I've written this BASH script:
find ./build/html -name '*.html' \( -exec echo ../emojize_pngorsvg.py \"{}\" \> \"{}.emojized\" \&\& rm \"{}\" \&\& mv \"{}.emojized\" \"{}\" >> ../emojize_commands.sh \; \)
cat ../emojize_commands.sh
chmod +x ../emojize_commands.sh
../emojize_commands.sh
It loops over all of the HTML files it finds in the ./build/html
dir and it creates a single file called emojize_commands.sh
which looks something like this:
../emojize_pngorsvg.py "./build/html/Home/Technical/Guides/Windows/Force-activate-a-Windows-evaluation/index.html" > "./build/html/Home/Technical/Guides/Windows/Force-activate-a-Windows-evaluation/index.html.emojized" && rm "./build/html/Home/Technical/Guides/Windows/Force-activate-a-Windows-evaluation/index.html" && mv "./build/html/Home/Technical/Guides/Windows/Force-activate-a-Windows-evaluation/index.html.emojized" "./build/html/Home/Technical/Guides/Windows/Force-activate-a-Windows-evaluation/index.html"
../emojize_pngorsvg.py "./build/html/Home/Technical/Guides/Windows/Various-Windows-Tips/index.html" > "./build/html/Home/Technical/Guides/Windows/Various-Windows-Tips/index.html.emojized" && rm "./build/html/Home/Technical/Guides/Windows/Various-Windows-Tips/index.html" && mv "./build/html/Home/Technical/Guides/Windows/Various-Windows-Tips/index.html.emojized" "./build/html/Home/Technical/Guides/Windows/Various-Windows-Tips/index.html"
../emojize_pngorsvg.py "./build/html/Home/Technical/Guides/Windows/Configure-RDP-to-connect-with-stored-credentials/index.html" > "./build/html/Home/Technical/Guides/Windows/Configure-RDP-to-connect-with-stored-credentials/index.html.emojized" && rm "./build/html/Home/Technical/Guides/Windows/Configure-RDP-to-connect-with-stored-credentials/index.html" && mv "./build/html/Home/Technical/Guides/Windows/Configure-RDP-to-connect-with-stored-credentials/index.html.emojized" "./build/html/Home/Technical/Guides/Windows/Configure-RDP-to-connect-with-stored-credentials/index.html"
# Much more lines here
Then it executes emojize_commands.sh
- which works perfectly as expected!
I'm trying to remove the need for it to use a temporary file to do all of this.

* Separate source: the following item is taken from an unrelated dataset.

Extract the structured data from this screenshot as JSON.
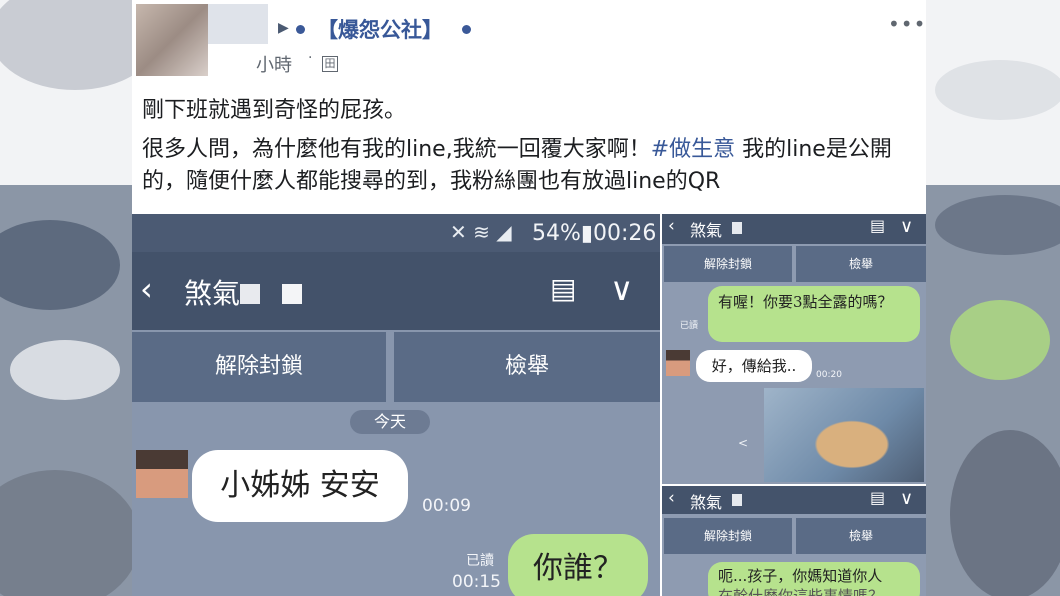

I'd rather it just execute the commands directly instead of needing to echo
them to a file first.
I've tried removing echo
and >> ../emojize_commands.sh
(plus all of the other lines of code) so I am left with just this:
find ./build/html -name '*.html' \( -exec ../emojize_pngorsvg.py \"{}\" \> \"{}.emojized\" \&\& rm \"{}\" \&\& mv \"{}.emojized\" \"{}\" \; \)
But when I run it I get a bunch of "file not found" errors!
How can I get find
to work how I want please?
The actual emoji script (emojize_pngorsvg
) is taken from this question.
You could have the -exec
run each line via bash -c
instead of echo
ing it to a file to be run later. That would also enable (require, in fact) adjusting your quoting, ultimately allowing a simpler and clearer command. For example:
find ./build/html -name '*.html' \
-exec bash -c '../emojize_pngorsvg.py "{}" > "{}.emojized" && mv "{}.emojized" "{}"' \;
I took the liberty of some additional simplification, too. Specifically, it is unnecessary to remove the original file before mv
ing the new one to the original name. Also, the \(
and \)
in the original command served no useful purpose, so I dropped them.
Also, I generally pipe find
's output into xargs
instead of using an -exec
action. You could consider that, but it probably does not provide enough advantage in this case to justify the conversion.